Gathering April 28 to commemorate the Holocaust, elected officials, rabbis and community leaders spoke of how the anti-Semitism of the Shoah reared its head at Chabad of Poway last Shabbat on the final day of Passover. During the attack, a 19-year-old allegedly gunned down 60-year-old Lori Gilbert-Kaye and wounded 57-year-old Senior Rabbi Yisroel Goldstein, 8-year-old Noya Dahan and her 34-year-old uncle, Almog Peretz.

“We know this is a heavy day to gather,” Los Angeles Mayor Eric Garcetti said inside a tent erected at Pan Pacific Park. “There have been too many heavy days recently … as we remember Lori Gilbert-Kaye, an Eshet Chayil (woman of valor) as one of her friends called her, a woman who literally took a bullet for her rabbi, as hatred we just don’t remember in the past but live with in the present surrounds us.”

Jewish Federation of Greater Los Angeles President and CEO Jay Sanderson lead the estimated 1,000 attendees in a moment of silence for Gilbert-Kaye.
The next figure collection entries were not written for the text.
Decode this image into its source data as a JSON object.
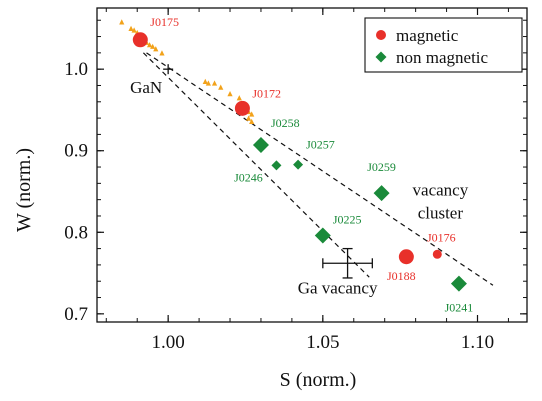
{
  "chart_data": {
    "type": "scatter",
    "xlabel": "S (norm.)",
    "ylabel": "W (norm.)",
    "xlim": [
      0.977,
      1.116
    ],
    "ylim": [
      0.69,
      1.075
    ],
    "xticks": [
      {
        "v": 1.0,
        "label": "1.00"
      },
      {
        "v": 1.05,
        "label": "1.05"
      },
      {
        "v": 1.1,
        "label": "1.10"
      }
    ],
    "yticks": [
      {
        "v": 0.7,
        "label": "0.7"
      },
      {
        "v": 0.8,
        "label": "0.8"
      },
      {
        "v": 0.9,
        "label": "0.9"
      },
      {
        "v": 1.0,
        "label": "1.0"
      }
    ],
    "legend": {
      "position": "top-right",
      "items": [
        {
          "label": "magnetic",
          "color": "#e8302a",
          "marker": "circle"
        },
        {
          "label": "non magnetic",
          "color": "#1a8a3a",
          "marker": "diamond"
        }
      ]
    },
    "series": [
      {
        "name": "magnetic",
        "color": "#e8302a",
        "marker": "circle",
        "points": [
          {
            "label": "J0175",
            "x": 0.991,
            "y": 1.036,
            "size": "large"
          },
          {
            "label": "J0172",
            "x": 1.024,
            "y": 0.952,
            "size": "large"
          },
          {
            "label": "J0188",
            "x": 1.077,
            "y": 0.77,
            "size": "large"
          },
          {
            "label": "J0176",
            "x": 1.087,
            "y": 0.773,
            "size": "small"
          }
        ]
      },
      {
        "name": "non magnetic",
        "color": "#1a8a3a",
        "marker": "diamond",
        "points": [
          {
            "label": "J0258",
            "x": 1.03,
            "y": 0.907,
            "size": "large"
          },
          {
            "label": "J0246",
            "x": 1.035,
            "y": 0.882,
            "size": "small"
          },
          {
            "label": "J0257",
            "x": 1.042,
            "y": 0.883,
            "size": "small"
          },
          {
            "label": "J0259",
            "x": 1.069,
            "y": 0.848,
            "size": "large"
          },
          {
            "label": "J0225",
            "x": 1.05,
            "y": 0.796,
            "size": "large"
          },
          {
            "label": "J0241",
            "x": 1.094,
            "y": 0.737,
            "size": "large"
          }
        ]
      },
      {
        "color": "#f2a21a",
        "marker": "triangle",
        "points": [
          {
            "x": 0.985,
            "y": 1.058
          },
          {
            "x": 0.988,
            "y": 1.05
          },
          {
            "x": 0.989,
            "y": 1.048
          },
          {
            "x": 0.99,
            "y": 1.045
          },
          {
            "x": 0.991,
            "y": 1.041
          },
          {
            "x": 0.992,
            "y": 1.038
          },
          {
            "x": 0.993,
            "y": 1.033
          },
          {
            "x": 0.994,
            "y": 1.03
          },
          {
            "x": 0.995,
            "y": 1.028
          },
          {
            "x": 0.996,
            "y": 1.025
          },
          {
            "x": 0.998,
            "y": 1.02
          },
          {
            "x": 1.012,
            "y": 0.985
          },
          {
            "x": 1.013,
            "y": 0.983
          },
          {
            "x": 1.015,
            "y": 0.983
          },
          {
            "x": 1.017,
            "y": 0.978
          },
          {
            "x": 1.02,
            "y": 0.97
          },
          {
            "x": 1.023,
            "y": 0.965
          },
          {
            "x": 1.024,
            "y": 0.958
          },
          {
            "x": 1.025,
            "y": 0.95
          },
          {
            "x": 1.026,
            "y": 0.948
          },
          {
            "x": 1.027,
            "y": 0.945
          },
          {
            "x": 1.026,
            "y": 0.94
          },
          {
            "x": 1.027,
            "y": 0.936
          }
        ]
      }
    ],
    "reference_points": [
      {
        "label": "GaN",
        "x": 1.0,
        "y": 1.0
      },
      {
        "label": "Ga vacancy",
        "x": 1.058,
        "y": 0.762,
        "xerr": 0.008,
        "yerr": 0.018
      }
    ],
    "trend_lines": [
      {
        "from": {
          "x": 0.992,
          "y": 1.02
        },
        "to": {
          "x": 1.065,
          "y": 0.745
        }
      },
      {
        "from": {
          "x": 0.993,
          "y": 1.02
        },
        "to": {
          "x": 1.105,
          "y": 0.735
        }
      }
    ],
    "annotations": [
      {
        "text": "vacancy",
        "x": 1.088,
        "y": 0.845
      },
      {
        "text": "cluster",
        "x": 1.088,
        "y": 0.817
      }
    ]
  }
}
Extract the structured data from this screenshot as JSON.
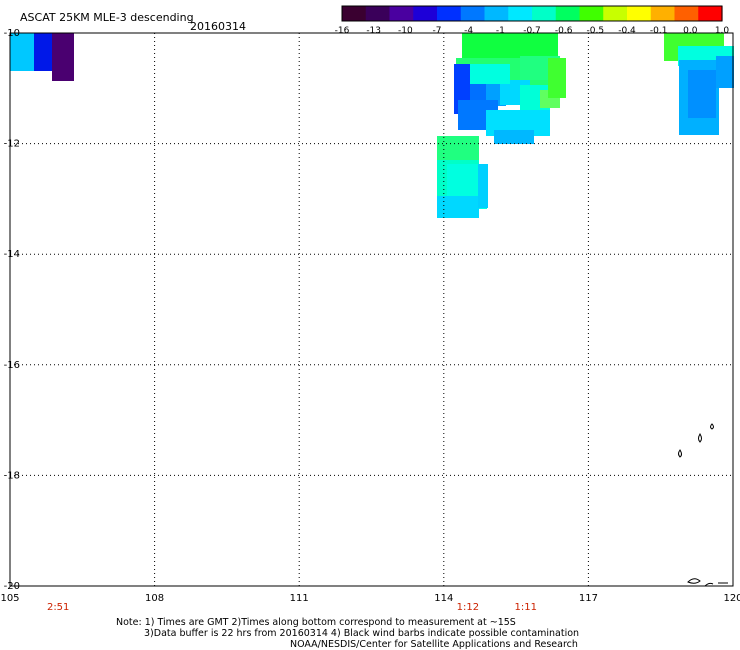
{
  "header": {
    "title": "ASCAT 25KM MLE-3 descending",
    "date": "20160314"
  },
  "colorbar": {
    "ticks": [
      "-16",
      "-13",
      "-10",
      "-7",
      "-4",
      "-1",
      "-0.7",
      "-0.6",
      "-0.5",
      "-0.4",
      "-0.1",
      "0.0",
      "1.0"
    ],
    "colors": [
      "#3a0030",
      "#3a005a",
      "#4a00a0",
      "#1d00d8",
      "#0030ff",
      "#0078ff",
      "#00b8ff",
      "#00e8ff",
      "#00ffc8",
      "#00ff60",
      "#40ff00",
      "#c8ff00",
      "#ffff00",
      "#ffb000",
      "#ff6000",
      "#ff0000"
    ]
  },
  "map": {
    "lon_range": [
      105,
      120
    ],
    "lat_range": [
      -20,
      -10
    ],
    "x_ticks": [
      "105",
      "108",
      "111",
      "114",
      "117",
      "120"
    ],
    "y_ticks": [
      "-10",
      "-12",
      "-14",
      "-16",
      "-18",
      "-20"
    ],
    "times": [
      {
        "label": "2:51",
        "lon": 106.0
      },
      {
        "label": "1:12",
        "lon": 114.5
      },
      {
        "label": "1:11",
        "lon": 115.7
      }
    ]
  },
  "notes": {
    "line1": "Note: 1) Times are GMT 2)Times along bottom correspond to measurement at ~15S",
    "line2": "3)Data buffer is 22 hrs from 20160314 4) Black wind barbs indicate possible contamination",
    "line3": "NOAA/NESDIS/Center for Satellite Applications and Research"
  }
}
He spoke about the impact of the shooting and urged people to show strength in the face of adversity. “The hatred that caused the Shoah is a hatred that still flickers in certain corners of the world,” Sanderson said. “We have to stand strong on days like today.”

Stephen Wise Temple Senior Rabbi Yoshi Zweiback said people could not undo the hatred of the distant past, “nor the past of yesterday just a few hours drive from this spot.”

State Sen. Ben Allen (D-Santa Monica), chair of the California Legislative Jewish Caucus, recalled visiting Auschwitz-Birkenau two decades ago as a college student. The “hallowed, ghost-filled grounds” of the concentration camp continues to haunt communities, from Charlottesville to Poway, he said. “I can’t quite believe the dark fire that led our people down those train tracks into those chambers still has a flicker in some of our most beautiful cities.”

From right: L.A. Mayor Eric Garcetti, Jay Sanderson, president and CEO of the Jewish Federation of Greater Los Angeles, Beth Kean, executive director of L.A. Museum of the Holocaust and Liebe Geft, director of the Museum of Tolerance, attended the ceremony. Courtesy of the Jewish Federation of Greater Los Angeles

Holocaust survivor Eva Brettler, 82, spoke of her childhood in Romania and the numerous challenges she experienced during the Shoah, including having her grandmother taken away, hiding in the woods as a child, and her own imprisonment in the Ravensbrück and Bergen-Belsen concentration camps.

“I make a point of sharing my story for multiple reasons,” Brettler said. “I put tremendous emphasis on education. That’s one thing no one can take away from you.”

After the April 27 shooting, Adeena Bleich, deputy chief of staff for L.A. city councilmember David Ryu, said she was concerned about congregating with other Jews for Yom HaShoah. Ultimately, her commitment to Jewish community won out, she said.

“It was the first time in my life that I was afraid to attend a Jewish community event,” Bleich said in an email. “But then I thought about my two young children and the work we do in the city council office every day to make Los Angeles safe for all, and I realized that that fear I felt was exactly the reason I needed to show up to a commemoration of the Shoah — so that those trying to harm us and scare us with hate and discrimination don’t ever gain power.”